The use of napalm on children, of course, should remind you of the Vietnam War, since the U.S. and its South Vietnamese allies did exactly that. There's even a Pulitzer Prize-winning photo. Between 1963 and 1973, the U.S. dropped a total of 388,000 tons of napalm on Vietnam.

But that was then, this is now, right? The U.S. would never view the lives of children with such callous disregard.

Let's turn it over to the Associated Press from this morning:
Afghan officials have said an apparent Nato air strike has killed 15 people – nine of them civilians, including women and children – in an eastern province where the Taliban remain strong.
And according to the Bureau of Investigative Journalism, U.S. drone strikes in Pakistan have killed between 168 and 200 children. The U.S. government pretends they don't exist or writes them off as "militants."

But, surely, you say, the U.S.'s "limited," "tailored," and "surgical" operations against the Syrian regime will not result in the deaths of any innocent children.

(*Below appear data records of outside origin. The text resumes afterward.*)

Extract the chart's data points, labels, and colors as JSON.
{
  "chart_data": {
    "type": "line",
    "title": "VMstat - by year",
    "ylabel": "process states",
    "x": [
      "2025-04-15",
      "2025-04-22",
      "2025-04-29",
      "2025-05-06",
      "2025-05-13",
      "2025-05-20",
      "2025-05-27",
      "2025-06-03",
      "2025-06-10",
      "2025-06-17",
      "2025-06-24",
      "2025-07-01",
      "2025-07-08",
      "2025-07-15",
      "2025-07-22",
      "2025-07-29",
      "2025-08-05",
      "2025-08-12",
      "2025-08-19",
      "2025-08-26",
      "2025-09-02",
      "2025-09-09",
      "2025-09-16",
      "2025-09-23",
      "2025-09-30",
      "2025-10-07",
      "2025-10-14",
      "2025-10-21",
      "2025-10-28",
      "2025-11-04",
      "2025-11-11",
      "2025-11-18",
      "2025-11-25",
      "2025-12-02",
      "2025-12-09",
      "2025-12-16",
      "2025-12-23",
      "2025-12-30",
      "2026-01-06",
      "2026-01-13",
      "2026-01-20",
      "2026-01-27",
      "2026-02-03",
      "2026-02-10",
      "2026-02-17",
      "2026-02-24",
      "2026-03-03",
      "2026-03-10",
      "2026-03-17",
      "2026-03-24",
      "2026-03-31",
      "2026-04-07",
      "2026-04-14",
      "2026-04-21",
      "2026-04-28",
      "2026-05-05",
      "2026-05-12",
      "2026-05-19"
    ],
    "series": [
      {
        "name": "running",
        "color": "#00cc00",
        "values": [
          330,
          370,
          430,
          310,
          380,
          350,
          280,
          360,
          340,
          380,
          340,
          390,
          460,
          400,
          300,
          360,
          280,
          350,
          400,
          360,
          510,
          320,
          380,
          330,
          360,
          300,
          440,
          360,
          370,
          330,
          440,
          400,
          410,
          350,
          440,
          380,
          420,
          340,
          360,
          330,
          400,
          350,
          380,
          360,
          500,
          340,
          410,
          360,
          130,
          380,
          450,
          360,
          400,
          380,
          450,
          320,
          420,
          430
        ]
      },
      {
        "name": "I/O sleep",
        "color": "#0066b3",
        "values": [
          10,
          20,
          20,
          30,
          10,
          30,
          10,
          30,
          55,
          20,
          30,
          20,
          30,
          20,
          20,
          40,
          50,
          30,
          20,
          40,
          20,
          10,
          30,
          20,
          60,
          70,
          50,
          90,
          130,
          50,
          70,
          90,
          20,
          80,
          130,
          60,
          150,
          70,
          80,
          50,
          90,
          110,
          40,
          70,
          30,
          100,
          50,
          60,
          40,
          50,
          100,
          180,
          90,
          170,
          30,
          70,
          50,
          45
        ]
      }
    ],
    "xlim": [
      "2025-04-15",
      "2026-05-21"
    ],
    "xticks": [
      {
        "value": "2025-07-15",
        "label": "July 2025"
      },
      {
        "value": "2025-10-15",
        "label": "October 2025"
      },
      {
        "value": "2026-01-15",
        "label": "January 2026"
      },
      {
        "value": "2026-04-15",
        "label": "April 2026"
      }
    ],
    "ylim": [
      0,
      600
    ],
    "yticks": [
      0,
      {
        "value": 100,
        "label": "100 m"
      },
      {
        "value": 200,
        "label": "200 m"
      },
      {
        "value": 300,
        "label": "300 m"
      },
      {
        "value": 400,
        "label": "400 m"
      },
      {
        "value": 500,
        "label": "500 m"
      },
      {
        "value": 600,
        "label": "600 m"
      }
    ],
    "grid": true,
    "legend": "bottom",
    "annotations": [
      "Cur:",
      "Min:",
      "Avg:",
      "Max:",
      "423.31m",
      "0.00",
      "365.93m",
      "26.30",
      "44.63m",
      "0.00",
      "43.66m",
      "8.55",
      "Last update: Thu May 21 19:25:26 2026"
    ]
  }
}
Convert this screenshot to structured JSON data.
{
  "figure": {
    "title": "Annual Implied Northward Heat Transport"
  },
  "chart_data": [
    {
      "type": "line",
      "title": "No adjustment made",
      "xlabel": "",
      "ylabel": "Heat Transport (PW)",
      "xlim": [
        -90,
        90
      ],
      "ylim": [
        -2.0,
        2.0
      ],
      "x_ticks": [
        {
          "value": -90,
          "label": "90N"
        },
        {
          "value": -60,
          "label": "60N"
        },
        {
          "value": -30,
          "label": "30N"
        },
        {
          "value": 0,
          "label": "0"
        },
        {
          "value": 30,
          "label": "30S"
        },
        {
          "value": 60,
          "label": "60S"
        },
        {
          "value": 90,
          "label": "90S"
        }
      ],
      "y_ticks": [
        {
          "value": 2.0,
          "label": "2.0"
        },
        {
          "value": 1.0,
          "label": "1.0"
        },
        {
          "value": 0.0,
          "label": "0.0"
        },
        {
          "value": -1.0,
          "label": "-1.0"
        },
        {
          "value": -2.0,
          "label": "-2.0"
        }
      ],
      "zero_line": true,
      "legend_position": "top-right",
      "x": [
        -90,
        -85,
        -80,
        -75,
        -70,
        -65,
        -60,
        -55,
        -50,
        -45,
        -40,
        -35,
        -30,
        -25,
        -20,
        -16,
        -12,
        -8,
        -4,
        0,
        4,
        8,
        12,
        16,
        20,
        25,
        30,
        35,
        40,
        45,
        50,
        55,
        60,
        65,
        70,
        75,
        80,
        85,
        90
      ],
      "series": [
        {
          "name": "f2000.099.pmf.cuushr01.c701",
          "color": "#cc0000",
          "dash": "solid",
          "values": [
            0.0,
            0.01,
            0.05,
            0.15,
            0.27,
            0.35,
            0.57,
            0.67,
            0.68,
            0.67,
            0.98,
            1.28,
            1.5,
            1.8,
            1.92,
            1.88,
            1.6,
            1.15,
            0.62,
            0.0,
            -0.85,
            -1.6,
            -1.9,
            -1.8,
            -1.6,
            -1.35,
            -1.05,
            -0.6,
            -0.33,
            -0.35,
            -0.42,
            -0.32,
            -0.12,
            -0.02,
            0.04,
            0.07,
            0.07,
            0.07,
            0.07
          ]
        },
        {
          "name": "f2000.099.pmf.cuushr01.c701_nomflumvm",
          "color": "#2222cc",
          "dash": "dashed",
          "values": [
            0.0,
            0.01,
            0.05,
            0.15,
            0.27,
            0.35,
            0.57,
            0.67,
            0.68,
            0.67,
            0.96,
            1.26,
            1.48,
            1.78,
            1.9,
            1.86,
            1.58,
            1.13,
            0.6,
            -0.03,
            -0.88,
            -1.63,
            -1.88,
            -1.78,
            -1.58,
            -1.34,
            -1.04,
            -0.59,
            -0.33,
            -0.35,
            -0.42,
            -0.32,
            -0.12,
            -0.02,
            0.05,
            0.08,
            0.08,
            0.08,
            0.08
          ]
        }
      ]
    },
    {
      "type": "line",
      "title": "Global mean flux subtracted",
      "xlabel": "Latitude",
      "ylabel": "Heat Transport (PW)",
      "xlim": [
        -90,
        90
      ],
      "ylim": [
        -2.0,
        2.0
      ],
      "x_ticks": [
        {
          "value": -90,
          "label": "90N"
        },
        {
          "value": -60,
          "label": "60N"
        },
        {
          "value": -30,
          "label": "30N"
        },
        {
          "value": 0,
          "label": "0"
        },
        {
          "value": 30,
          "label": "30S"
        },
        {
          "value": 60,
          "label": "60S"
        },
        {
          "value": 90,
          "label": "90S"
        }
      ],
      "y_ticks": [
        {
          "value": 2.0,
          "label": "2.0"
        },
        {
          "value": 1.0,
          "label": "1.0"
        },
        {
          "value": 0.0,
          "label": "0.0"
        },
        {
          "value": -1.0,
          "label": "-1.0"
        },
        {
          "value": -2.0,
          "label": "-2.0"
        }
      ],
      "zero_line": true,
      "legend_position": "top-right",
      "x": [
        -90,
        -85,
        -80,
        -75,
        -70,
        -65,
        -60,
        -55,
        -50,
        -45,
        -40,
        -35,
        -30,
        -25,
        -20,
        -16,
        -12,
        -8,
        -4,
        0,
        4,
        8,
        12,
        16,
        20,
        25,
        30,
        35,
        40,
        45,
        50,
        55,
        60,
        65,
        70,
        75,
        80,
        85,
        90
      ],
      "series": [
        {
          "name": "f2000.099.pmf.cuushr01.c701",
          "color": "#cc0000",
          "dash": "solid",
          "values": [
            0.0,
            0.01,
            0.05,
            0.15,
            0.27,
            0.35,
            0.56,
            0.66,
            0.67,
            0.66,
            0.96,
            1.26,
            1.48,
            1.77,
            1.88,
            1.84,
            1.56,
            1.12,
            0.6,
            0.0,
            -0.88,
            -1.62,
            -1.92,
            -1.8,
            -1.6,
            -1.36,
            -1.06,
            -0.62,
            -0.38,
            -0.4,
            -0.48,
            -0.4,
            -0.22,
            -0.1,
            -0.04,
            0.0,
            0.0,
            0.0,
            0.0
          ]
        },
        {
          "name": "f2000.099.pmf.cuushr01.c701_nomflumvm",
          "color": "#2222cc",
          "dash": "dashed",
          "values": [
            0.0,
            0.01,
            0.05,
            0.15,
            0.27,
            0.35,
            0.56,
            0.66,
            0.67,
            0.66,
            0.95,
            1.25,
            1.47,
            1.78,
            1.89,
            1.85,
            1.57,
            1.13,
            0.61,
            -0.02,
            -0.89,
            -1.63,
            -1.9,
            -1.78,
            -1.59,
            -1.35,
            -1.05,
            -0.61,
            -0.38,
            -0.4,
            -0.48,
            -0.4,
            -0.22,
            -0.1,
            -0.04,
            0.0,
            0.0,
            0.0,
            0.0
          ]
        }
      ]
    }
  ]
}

Obviously, the potential casualties from U.S. military action didn't get as much attention as the importance of sending a "message" to Iran and North Korea; however, the question was still raised during the hearings on the Hill the other day:
Estimates of collateral damage? “Lower than a certain number which I would rather share with you in a classified setting,” Joint Chiefs Chairman Martin Dempsey told lawmakers.
So we don't even know how many civilians the U.S. military expects to wind up killing during these "limited" strikes. If Dempsey isn't willing to divulge that information, it must not be pretty.

But don't worry. You see, when another country kills children, those children were precious angels. But when the U.S. kills children, they're just "collateral damage." Damascus is a very dense city: approximately 1.711 million people (at least as of 2009) in 41 square miles. That's about 42,000 people per square mile. Any attack is likely to produce a number of civilian deaths and would not bring any of the past dead back to life.